DRIブログ

金融業界共通語彙がフィンテックをつなぐ

業界動向/法規制
Business shaking hands in front of modern building with copy space (selective focus)

前回もお伝えしたとおり、5月中旬に、弊社はロンドンの国際データマネジメントカンファレンス(IRM UK※)に参加しました。会食の場でロンドンっ子と雑談していたとき、EU離脱の国民投票の話題がでましたが、その場の全員が「離脱はありえない」と言っていました。それがまさかの離脱決定。離脱決定直後には、金融業の都たるロンドンはどうなるのかという不安のツイートが、飛び交っていました。今回は、そんなロンドンの未来にも影響するかもしれない、金融のお話です。

2007年の金融危機以来、世界の金融業界はリスクマネジメントのために、多くの規制や法令の見直し・追加を受け入れ、その遵守を求められています。しかし、国際/国内/業種別に様々な規制が導入された結果、逆に、金融業のリスクマネジメントは各規制の専門家以外には不明瞭なものになってしまいました。

一方、金融業界ではIT技術の導入が進み、フィンテックと呼ばれるムーブメントが浸透しつつあります。現在のフィンテックの主流のひとつには、他の業界と同じく機械学習技術とAIの応用があります。しかし、こちらも言語/業種に閉じた範囲での応用にとどまっており、株取引と不動産を結びつけるようなサービスはなかなか生まれていません。
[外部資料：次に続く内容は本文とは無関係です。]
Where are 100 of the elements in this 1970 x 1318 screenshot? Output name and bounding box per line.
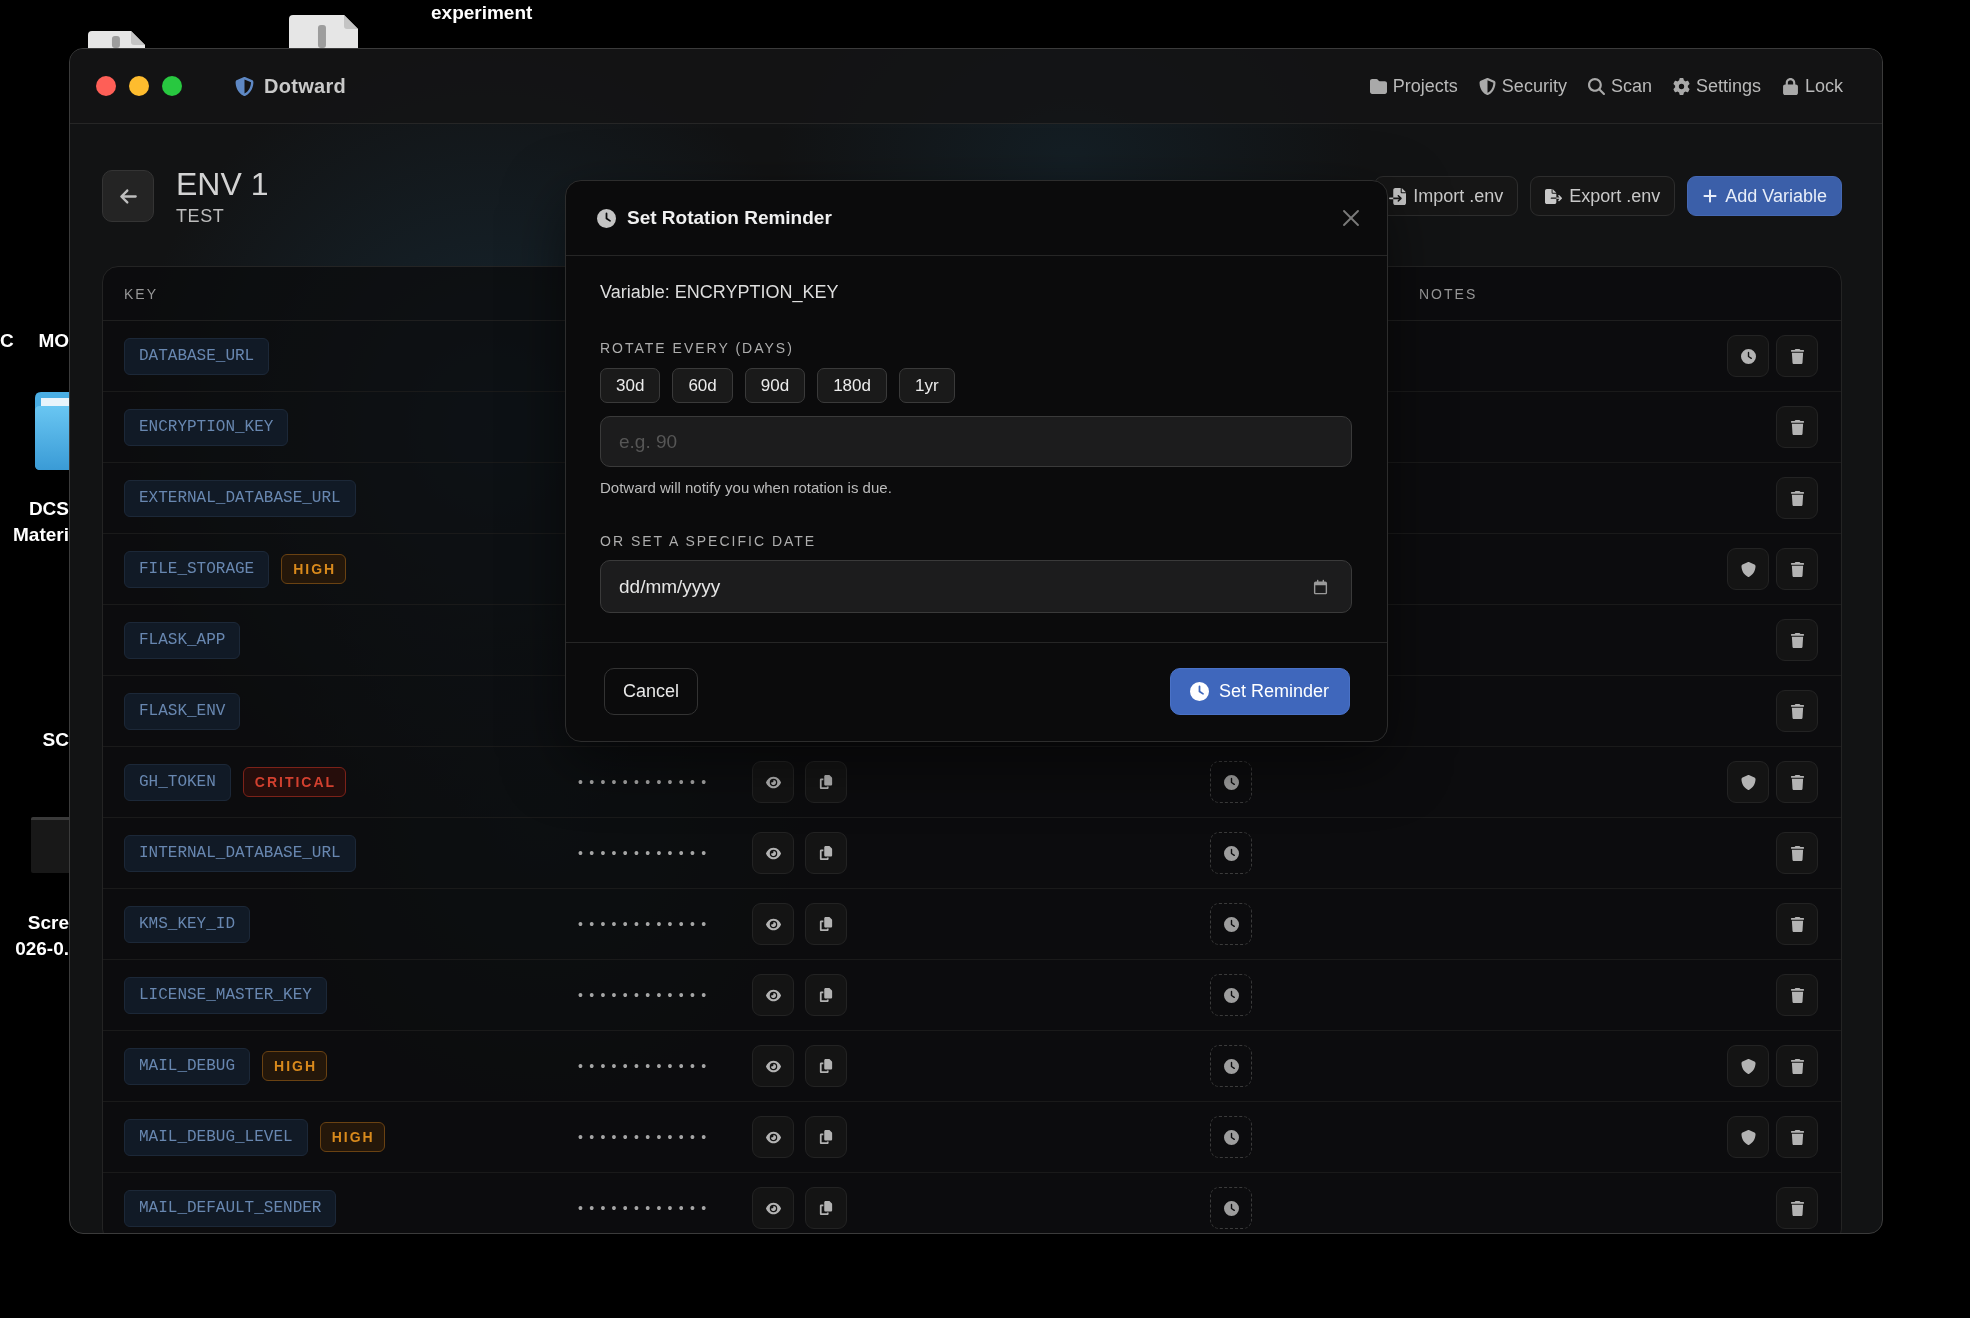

両者に共通するボトルネックは、地域や業種を横断する、共通語彙が定義されていないことです。たとえば、企業において「取引先」や「発注」ということばの定義は、部門によって異なります。企業単位では、事業単位に分かれたことばの意味定義とその関係性を整理することで、全社横断の統一したビジネスを進めることができます。業界全体のリスクマネジメントと事業横断サービスが求められている金融業界では、いわば、業界標準のことばの意味定義とその関係性を管理する必要があるわけです。

こうしたニーズを受けて近年注目されているのが、欧米の金融機関が主体となって作成しているFinancial Industry Business Ontology※(FIBO、金融業ビジネスオントロジー)です。金融業界で共通して扱うエンティティとその関係を整理しており、全世界標準の語彙集だと捉えていいでしょう。概念レベルのリレーショナルデータモデル図も用意されています。
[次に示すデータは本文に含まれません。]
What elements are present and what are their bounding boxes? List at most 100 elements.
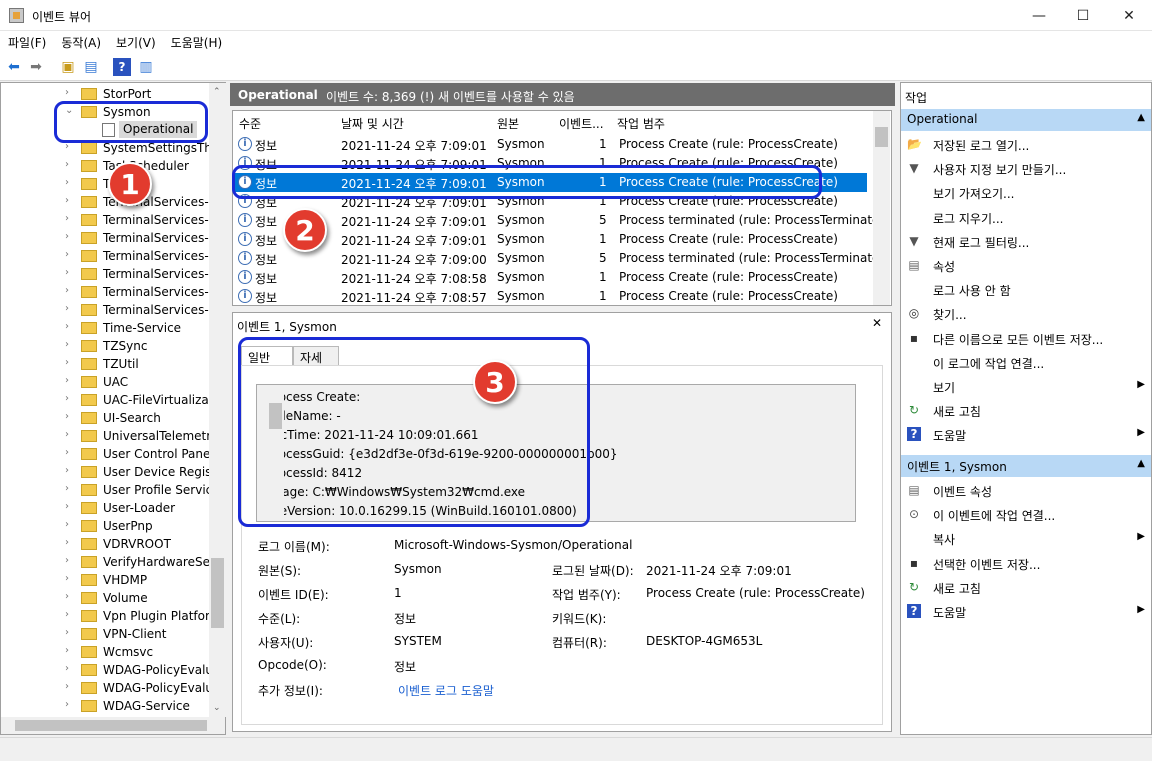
tree-horizontal-scrollbar[interactable] — [1, 717, 225, 734]
tree-item[interactable]: › VDRVROOT — [1, 535, 209, 553]
tree-item[interactable]: › VerifyHardwareSecu — [1, 553, 209, 571]
chevron-right-icon[interactable]: › — [65, 87, 69, 98]
chevron-right-icon[interactable]: › — [65, 681, 69, 692]
tree-item[interactable]: › User-Loader — [1, 499, 209, 517]
column-level[interactable]: 수준 — [239, 115, 261, 132]
help-icon[interactable]: ? — [113, 58, 131, 76]
tree-item[interactable]: › TerminalServices-Re — [1, 283, 209, 301]
event-row[interactable]: i 정보 2021-11-24 오후 7:09:01 Sysmon 1 Process C… — [235, 135, 867, 154]
close-button[interactable]: ✕ — [1106, 0, 1152, 31]
action-item[interactable]: ? 도움말 ▶ — [901, 600, 1151, 622]
action-item[interactable]: ▪ 선택한 이벤트 저장... — [901, 552, 1151, 574]
chevron-right-icon[interactable]: › — [65, 465, 69, 476]
back-arrow-icon[interactable]: ⬅ — [5, 58, 23, 76]
action-item[interactable]: ▼ 사용자 지정 보기 만들기... — [901, 157, 1151, 179]
chevron-right-icon[interactable]: › — [65, 555, 69, 566]
action-item[interactable]: 보기 가져오기... — [901, 181, 1151, 203]
up-folder-icon[interactable]: ▣ — [59, 58, 77, 76]
chevron-right-icon[interactable]: › — [65, 609, 69, 620]
event-row[interactable]: i 정보 2021-11-24 오후 7:08:58 Sysmon 1 Process C… — [235, 268, 867, 287]
event-row[interactable]: i 정보 2021-11-24 오후 7:09:01 Sysmon 1 Process C… — [235, 230, 867, 249]
column-task-category[interactable]: 작업 범주 — [617, 115, 665, 132]
chevron-right-icon[interactable]: › — [65, 339, 69, 350]
actions-section-operational[interactable]: Operational ▲ — [901, 109, 1151, 131]
action-item[interactable]: ▤ 속성 — [901, 254, 1151, 276]
action-item[interactable]: ◎ 찾기... — [901, 302, 1151, 324]
chevron-right-icon[interactable]: › — [65, 231, 69, 242]
chevron-right-icon[interactable]: › — [65, 447, 69, 458]
chevron-right-icon[interactable]: › — [65, 375, 69, 386]
menu-file[interactable]: 파일(F) — [0, 31, 53, 51]
chevron-right-icon[interactable]: › — [65, 411, 69, 422]
action-item[interactable]: ? 도움말 ▶ — [901, 423, 1151, 445]
action-item[interactable]: 보기 ▶ — [901, 375, 1151, 397]
collapse-arrow-icon[interactable]: ▲ — [1137, 458, 1145, 469]
chevron-right-icon[interactable]: › — [65, 483, 69, 494]
tree-vertical-scrollbar[interactable]: ⌃ ⌄ — [209, 83, 226, 717]
event-list-scroll-thumb[interactable] — [875, 127, 888, 147]
action-item[interactable]: ▼ 현재 로그 필터링... — [901, 230, 1151, 252]
forward-arrow-icon[interactable]: ➡ — [27, 58, 45, 76]
chevron-right-icon[interactable]: › — [65, 627, 69, 638]
menu-help[interactable]: 도움말(H) — [163, 31, 230, 51]
chevron-right-icon[interactable]: › — [65, 159, 69, 170]
detail-close-icon[interactable]: ✕ — [872, 316, 882, 330]
tree-item[interactable]: › UAC-FileVirtualizati — [1, 391, 209, 409]
menu-view[interactable]: 보기(V) — [108, 31, 163, 51]
tree-item[interactable]: › WDAG-PolicyEvalua — [1, 679, 209, 697]
tree-item[interactable]: › UserPnp — [1, 517, 209, 535]
tree-item[interactable]: › WDAG-PolicyEvalua — [1, 661, 209, 679]
event-row[interactable]: i 정보 2021-11-24 오후 7:08:57 Sysmon 1 Process C… — [235, 287, 867, 306]
column-source[interactable]: 원본 — [497, 115, 519, 132]
chevron-right-icon[interactable]: › — [65, 501, 69, 512]
scroll-down-arrow-icon[interactable]: ⌄ — [213, 703, 221, 713]
chevron-right-icon[interactable]: › — [65, 699, 69, 710]
menu-action[interactable]: 동작(A) — [53, 31, 108, 51]
show-hide-action-pane-icon[interactable]: ▥ — [137, 58, 155, 76]
action-item[interactable]: 로그 지우기... — [901, 206, 1151, 228]
tree-item[interactable]: ›TCPIP — [1, 175, 209, 193]
chevron-right-icon[interactable]: › — [65, 285, 69, 296]
chevron-right-icon[interactable]: › — [65, 177, 69, 188]
actions-section-event[interactable]: 이벤트 1, Sysmon ▲ — [901, 455, 1151, 477]
chevron-right-icon[interactable]: › — [65, 429, 69, 440]
tree-scroll-thumb[interactable] — [211, 558, 224, 628]
chevron-right-icon[interactable]: › — [65, 195, 69, 206]
chevron-right-icon[interactable]: › — [65, 249, 69, 260]
chevron-right-icon[interactable]: › — [65, 663, 69, 674]
tree-item[interactable]: › TZSync — [1, 337, 209, 355]
action-item[interactable]: ↻ 새로 고침 — [901, 399, 1151, 421]
event-log-help-link[interactable]: 이벤트 로그 도움말 — [398, 682, 494, 699]
chevron-right-icon[interactable]: › — [65, 393, 69, 404]
tree-item[interactable]: › Time-Service — [1, 319, 209, 337]
tree-item[interactable]: › VPN-Client — [1, 625, 209, 643]
minimize-button[interactable]: — — [1016, 0, 1062, 31]
action-item[interactable]: 📂 저장된 로그 열기... — [901, 133, 1151, 155]
chevron-right-icon[interactable]: › — [65, 303, 69, 314]
tree-item[interactable]: › Vpn Plugin Platforr — [1, 607, 209, 625]
tree-item[interactable]: › TerminalServices-Cl — [1, 193, 209, 211]
chevron-right-icon[interactable]: › — [65, 213, 69, 224]
chevron-right-icon[interactable]: › — [65, 357, 69, 368]
event-list-scrollbar[interactable] — [873, 111, 890, 305]
tree-item[interactable]: › UI-Search — [1, 409, 209, 427]
column-datetime[interactable]: 날짜 및 시간 — [341, 115, 404, 132]
tree-item[interactable]: › TerminalServices-Pr — [1, 265, 209, 283]
action-item[interactable]: 로그 사용 안 함 — [901, 278, 1151, 300]
event-row[interactable]: i 정보 2021-11-24 오후 7:09:00 Sysmon 5 Process t… — [235, 249, 884, 268]
tree-item[interactable]: › VHDMP — [1, 571, 209, 589]
tree-item[interactable]: › UAC — [1, 373, 209, 391]
tree-item[interactable]: › User Control Panel — [1, 445, 209, 463]
tree-hscroll-thumb[interactable] — [15, 720, 207, 731]
column-event-id[interactable]: 이벤트... — [559, 115, 604, 132]
action-item[interactable]: ⊙ 이 이벤트에 작업 연결... — [901, 503, 1151, 525]
tree-item[interactable]: › TaskScheduler — [1, 157, 209, 175]
tree-item[interactable]: › Wcmsvc — [1, 643, 209, 661]
tree-item[interactable]: › User Profile Service — [1, 481, 209, 499]
chevron-right-icon[interactable]: › — [65, 321, 69, 332]
tree-item[interactable]: › User Device Registr — [1, 463, 209, 481]
collapse-arrow-icon[interactable]: ▲ — [1137, 112, 1145, 123]
chevron-right-icon[interactable]: › — [65, 591, 69, 602]
scroll-up-arrow-icon[interactable]: ⌃ — [213, 87, 221, 97]
tree-item[interactable]: › TerminalServices-Lo — [1, 229, 209, 247]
※FIBO作成を推進するEDM(Enterprise Data Management Council)のプロジェクトWebサイト

http://www.edmcouncil.org/financialbusiness

このFIBOと各種規制/法令の語彙を紐付けすることで、より明確なリスクマネジメントの実行を試みている企業が、既に出てきています。機械学習やAIサービスのためには、機械に「正しい答え」を教える必要があります。FIBOを標準として機械学習を進めることで、業種を横断したサービス提供が可能になります。また、ビットコインに代表される、各種ブロックチェーンサービス間での取引を、FIBOを介在させることで実現させようという試みも進んでいます。

これまでロンドンが金融の中心だったのは、EUの金融規制・法令と、それに基づく権利が認められていたからです。EU離脱によって、それらを失う可能性が出てきたわけです。ですが、FIBOのような世界共通の標準作成が加速するなら、ロンドンはこのまま世界の金融業の中心であり続けるかもしれません。